Nurturing your children's Interests from a young age

Sciences

The sciences attract the attention of all sorts of children. It’s not all too surprising: biology, physics, and chemistry hold the answers to the endless questions that children pose. Why is the sky blue? Why do things drop to the ground? Is the moon really made of cheese? Nurture any interest in the sciences. Who knows, maybe your child will be the person who grows up to cure a certain disease or find an answer to help with world hunger. Encourage your child’s school to host computer science school trips. Take your child to your local natural history museum. Conduct basic scientific experiments with them at home.

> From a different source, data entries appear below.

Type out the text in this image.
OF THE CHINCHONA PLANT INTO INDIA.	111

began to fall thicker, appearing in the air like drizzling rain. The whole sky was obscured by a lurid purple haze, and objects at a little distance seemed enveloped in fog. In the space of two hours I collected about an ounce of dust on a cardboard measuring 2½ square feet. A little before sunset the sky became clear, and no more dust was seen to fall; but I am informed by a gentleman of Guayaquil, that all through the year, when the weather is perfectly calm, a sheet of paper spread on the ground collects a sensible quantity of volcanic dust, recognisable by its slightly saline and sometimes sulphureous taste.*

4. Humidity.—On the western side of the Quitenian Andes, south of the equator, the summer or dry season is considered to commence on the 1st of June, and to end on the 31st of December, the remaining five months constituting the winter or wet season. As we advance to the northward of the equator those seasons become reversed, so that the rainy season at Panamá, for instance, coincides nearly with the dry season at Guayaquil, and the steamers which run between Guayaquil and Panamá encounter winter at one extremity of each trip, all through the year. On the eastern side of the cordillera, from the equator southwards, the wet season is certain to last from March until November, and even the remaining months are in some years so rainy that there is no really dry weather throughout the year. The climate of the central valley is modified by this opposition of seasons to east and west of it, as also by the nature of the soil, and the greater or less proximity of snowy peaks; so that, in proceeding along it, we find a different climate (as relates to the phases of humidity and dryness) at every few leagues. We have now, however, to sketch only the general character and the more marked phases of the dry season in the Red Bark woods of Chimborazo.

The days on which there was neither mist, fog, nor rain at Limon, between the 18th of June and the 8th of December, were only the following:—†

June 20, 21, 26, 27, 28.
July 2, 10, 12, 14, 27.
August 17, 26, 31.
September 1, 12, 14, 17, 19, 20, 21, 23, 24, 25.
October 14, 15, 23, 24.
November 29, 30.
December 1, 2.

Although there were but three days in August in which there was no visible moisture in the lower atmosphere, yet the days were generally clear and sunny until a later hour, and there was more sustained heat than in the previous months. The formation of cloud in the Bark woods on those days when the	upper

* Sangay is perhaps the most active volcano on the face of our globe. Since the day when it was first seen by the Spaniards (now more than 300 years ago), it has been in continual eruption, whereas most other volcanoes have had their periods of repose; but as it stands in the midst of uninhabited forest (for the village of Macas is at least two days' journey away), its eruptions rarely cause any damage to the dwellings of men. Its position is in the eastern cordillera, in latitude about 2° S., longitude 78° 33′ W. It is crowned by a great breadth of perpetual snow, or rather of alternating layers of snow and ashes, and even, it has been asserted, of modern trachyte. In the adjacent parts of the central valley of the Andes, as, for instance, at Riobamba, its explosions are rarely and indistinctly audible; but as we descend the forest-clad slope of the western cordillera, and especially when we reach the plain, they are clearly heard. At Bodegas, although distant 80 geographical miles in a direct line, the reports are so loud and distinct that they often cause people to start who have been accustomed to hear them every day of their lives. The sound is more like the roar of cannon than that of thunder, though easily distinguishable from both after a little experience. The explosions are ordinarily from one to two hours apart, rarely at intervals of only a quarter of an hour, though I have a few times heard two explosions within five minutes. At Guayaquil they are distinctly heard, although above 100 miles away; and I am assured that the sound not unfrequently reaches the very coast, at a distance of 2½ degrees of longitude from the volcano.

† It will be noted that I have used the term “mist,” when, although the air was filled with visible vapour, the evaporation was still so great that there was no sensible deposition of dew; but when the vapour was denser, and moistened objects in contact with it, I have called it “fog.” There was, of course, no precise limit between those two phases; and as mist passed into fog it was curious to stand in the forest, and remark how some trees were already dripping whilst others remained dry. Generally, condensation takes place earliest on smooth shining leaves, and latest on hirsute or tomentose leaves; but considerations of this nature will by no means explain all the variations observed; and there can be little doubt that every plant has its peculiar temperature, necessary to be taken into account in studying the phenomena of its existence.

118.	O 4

Anything that encourages their curiosity answers their questions and makes them hungry to know more will be hugely beneficial to them.

Nurturing your children's Interests from a young age

Animals

The majority of children love animals. They’ll want to pet passing dogs in the street. Will watch birds landing in the garden from their bedroom windows. Will beg you to get them a kitten, hamster or goldfish of their own. Increasing your child’s knowledge of the natural world can start with something as simple as succumbing to their wishes for a pet. Owning a pet will allow your child to understand what it takes to care for another living thing. They will learn that animals need love, and attention as well as basic things like food, water, and exercise. Before investing in any pet, make sure that you have the time to look after it properly. They will take up a lot of your time and cash. Alternatively, you can take your child to visit a local animal sanctuary to see other species up close and personal in a friendly and kind environment.

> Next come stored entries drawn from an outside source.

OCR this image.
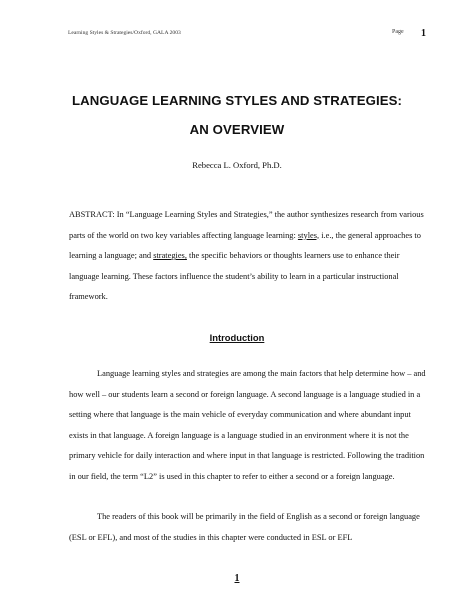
Learning Styles & Strategies/Oxford, GALA 2003	Page 1
LANGUAGE LEARNING STYLES AND STRATEGIES:
AN OVERVIEW
Rebecca L. Oxford, Ph.D.

ABSTRACT: In “Language Learning Styles and Strategies,” the author synthesizes research from various parts of the world on two key variables affecting language learning: styles, i.e., the general approaches to learning a language; and strategies, the specific behaviors or thoughts learners use to enhance their language learning. These factors influence the student’s ability to learn in a particular instructional framework.

Introduction

Language learning styles and strategies are among the main factors that help determine how – and how well – our students learn a second or foreign language. A second language is a language studied in a setting where that language is the main vehicle of everyday communication and where abundant input exists in that language. A foreign language is a language studied in an environment where it is not the primary vehicle for daily interaction and where input in that language is restricted. Following the tradition in our field, the term “L2” is used in this chapter to refer to either a second or a foreign language.

The readers of this book will be primarily in the field of English as a second or foreign language (ESL or EFL), and most of the studies in this chapter were conducted in ESL or EFL

1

Nurturing your children's Interests from a young age

Visual Art

If your child has a penchant for doodling, invest in art materials for your home. Finger paints, clay, plaster of Paris and other supplies will be relatively cheap and will allow your child to express themselves artistically in their home environment. You can always give a helping hand and ensure that things don’t get out of hand (make it clear that drawing on the walls or floors is a no-go area). Also consider taking them to a local art museum to look at the works of great artists, or show them beautiful pieces online. If it’s rainy out, propose a day of coloring in. Printable works of the greats, like Picasso or Van Gogh are available online and allow your little ones fill the lines with their favorite colors. Alternatively, challenge them to draw something of their own. Propose pictures of them, their friends, you and siblings, your home. Anything that will get their imaginations running wild.

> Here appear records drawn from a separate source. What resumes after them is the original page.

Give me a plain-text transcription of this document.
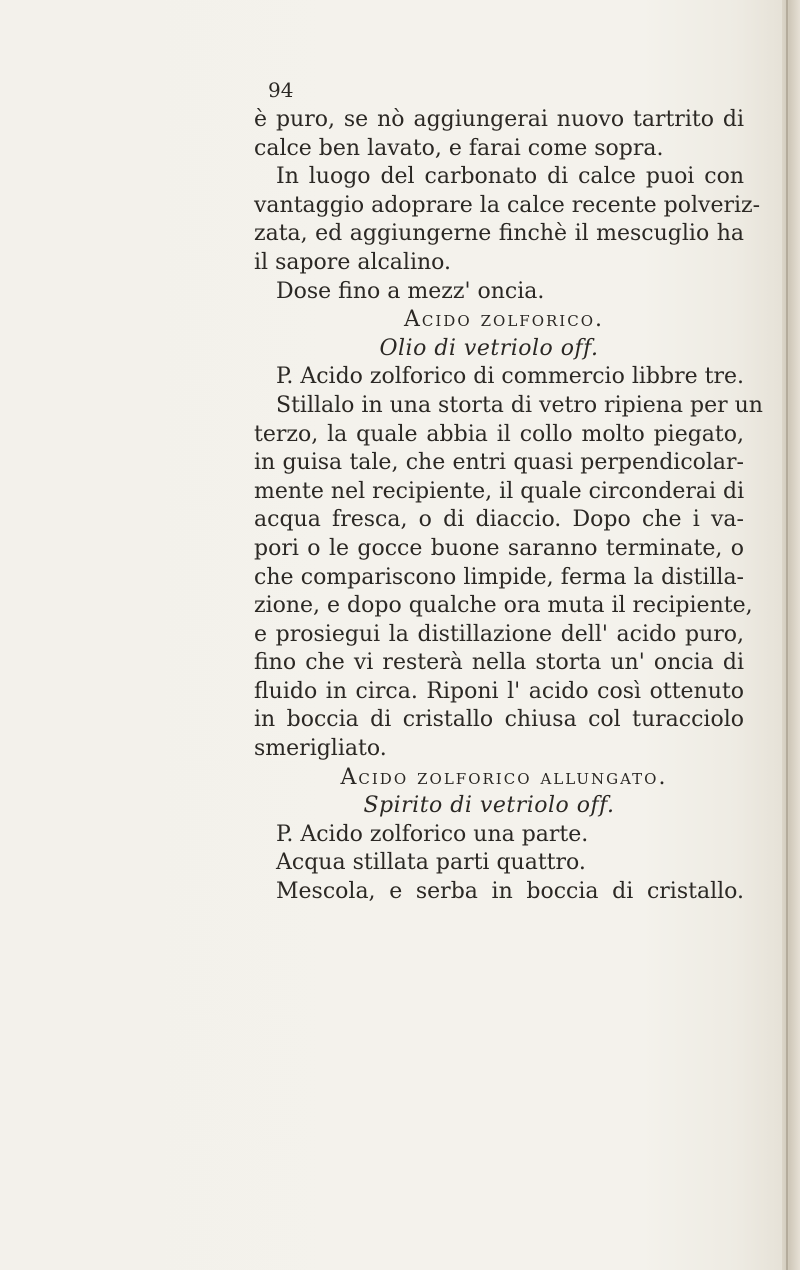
94
è puro, se nò aggiungerai nuovo tartrito di
calce ben lavato, e farai come sopra.
In luogo del carbonato di calce puoi con
vantaggio adoprare la calce recente polveriz-
zata, ed aggiungerne finchè il mescuglio ha
il sapore alcalino.
Dose fino a mezz' oncia.
Acido zolforico.
Olio di vetriolo off.
P. Acido zolforico di commercio libbre tre.
Stillalo in una storta di vetro ripiena per un
terzo, la quale abbia il collo molto piegato,
in guisa tale, che entri quasi perpendicolar-
mente nel recipiente, il quale circonderai di
acqua fresca, o di diaccio. Dopo che i va-
pori o le gocce buone saranno terminate, o
che compariscono limpide, ferma la distilla-
zione, e dopo qualche ora muta il recipiente,
e prosiegui la distillazione dell' acido puro,
fino che vi resterà nella storta un' oncia di
fluido in circa. Riponi l' acido così ottenuto
in boccia di cristallo chiusa col turacciolo
smerigliato.
Acido zolforico allungato.
Spirito di vetriolo off.
P. Acido zolforico una parte.
Acqua stillata parti quattro.
Mescola, e serba in boccia di cristallo.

Nurturing your children's Interests from a young age

Theatre

Some kinds are content with reading books and watching films. They will accept the stories given to them, and that will be that. But some kids will be fascinated with imaginary worlds and realms that they have come up with themselves. They will want to put these into forms that you can understand. Propose that your child makes their stories and narratives into a play for you and your family to watch. If they have siblings, this will keep them occupied for hours. Once they’ve come up with their story, ask what kind of props they will need. You can then supply these or help them to make them. Any creative child will revel in this opportunity. So help them dress up and call the family together in the evening to watch the final production. Congratulate your child and let them know how brilliant their performance was. Don’t be surprised when they land the lead role in the school performance. They’ll be an acting professional before you know it.

Nurturing your children's Interests from a young age

Writing

Some children are a little more reserved. If your little one is shy, they might prefer writing stories over performing their internal narratives. So sit them down with a notepad and pen or pencil and let their imagination run free on the page. When they’re finished, sit down and read their work out loud with them. They will be excited that you’re showing an interest in their ideas. Make sure to do different voices for each character and encourage follow-on stories.